I don't see anything more than you did for SKL, but older uarches may have more details:
For Core2 (what Intel confusingly calls the Core microarchitecture), the optimization manual documents (in B.7
EVENT RATIOS FOR INTEL CORE MICROARCHITECTURE):
B.7.5.2 4K Aliasing and Store Forwarding Block Detection
- Loads Blocked by Overlapping Store Rate:
LOAD_BLOCK.OVERLAP_STORE/CPU_CLK_UNHALTED.CORE
4K aliasing and store forwarding block are two different scenarios in which loads are
blocked by preceding stores due to different reasons. Both scenarios
are detected by the same event: LOAD_BLOCK.OVERLAP_STORE
. A high value
for “Loads Blocked by Overlapping Store Rate” indicates that either 4K
aliasing or store forwarding block may affect performance
This may count stalled and successful store-forwarding. (And 4k aliasing, so you need to avoid that or subtract it.)
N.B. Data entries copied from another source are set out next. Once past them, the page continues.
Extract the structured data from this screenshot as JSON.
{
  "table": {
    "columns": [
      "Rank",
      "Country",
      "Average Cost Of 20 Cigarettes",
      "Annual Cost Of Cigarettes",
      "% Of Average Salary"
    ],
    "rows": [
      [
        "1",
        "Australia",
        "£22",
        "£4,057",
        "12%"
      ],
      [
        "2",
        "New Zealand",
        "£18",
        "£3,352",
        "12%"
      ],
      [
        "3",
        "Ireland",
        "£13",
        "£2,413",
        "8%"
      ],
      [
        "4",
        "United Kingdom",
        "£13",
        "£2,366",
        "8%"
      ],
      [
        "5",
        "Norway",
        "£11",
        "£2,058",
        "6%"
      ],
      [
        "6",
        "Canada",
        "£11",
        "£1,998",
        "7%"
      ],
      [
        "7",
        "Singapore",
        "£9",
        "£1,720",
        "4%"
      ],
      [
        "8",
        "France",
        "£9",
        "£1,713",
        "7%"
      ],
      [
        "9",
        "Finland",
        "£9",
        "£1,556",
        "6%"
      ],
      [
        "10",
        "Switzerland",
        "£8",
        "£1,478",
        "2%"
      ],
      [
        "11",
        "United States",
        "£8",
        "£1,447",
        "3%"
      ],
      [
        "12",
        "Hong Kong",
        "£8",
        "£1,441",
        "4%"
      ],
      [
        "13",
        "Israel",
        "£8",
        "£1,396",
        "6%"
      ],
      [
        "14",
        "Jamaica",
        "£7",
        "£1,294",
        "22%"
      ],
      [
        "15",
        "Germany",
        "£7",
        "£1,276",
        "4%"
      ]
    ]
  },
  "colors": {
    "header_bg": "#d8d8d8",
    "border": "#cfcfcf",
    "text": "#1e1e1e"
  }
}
B.7.5.3 Load Block by Preceding Stores
- Loads Blocked by Unknown Store Address
Rate: LOAD_BLOCK.STA / CPU_CLK_UNHALTED.CORE
A high value for “Loads Blocked by Unknown Store
Address Rate” indicates that loads are frequently blocked by preceding
stores with unknown address and implies performance penalty.
- Loads Blocked by Unknown Store Data Rate:
LOAD_BLOCK.STD / CPU_CLK_UNHALTED.CORE
A high value for “Loads Blocked by Unknown Store
Data Rate” indicates that loads are frequently blocked by preceding
stores with unknown data and implies performance penalty.
These last two counters would appear to count successful store forwarding, but only in cases where the load actually had to wait after detecting the (possible) overlap.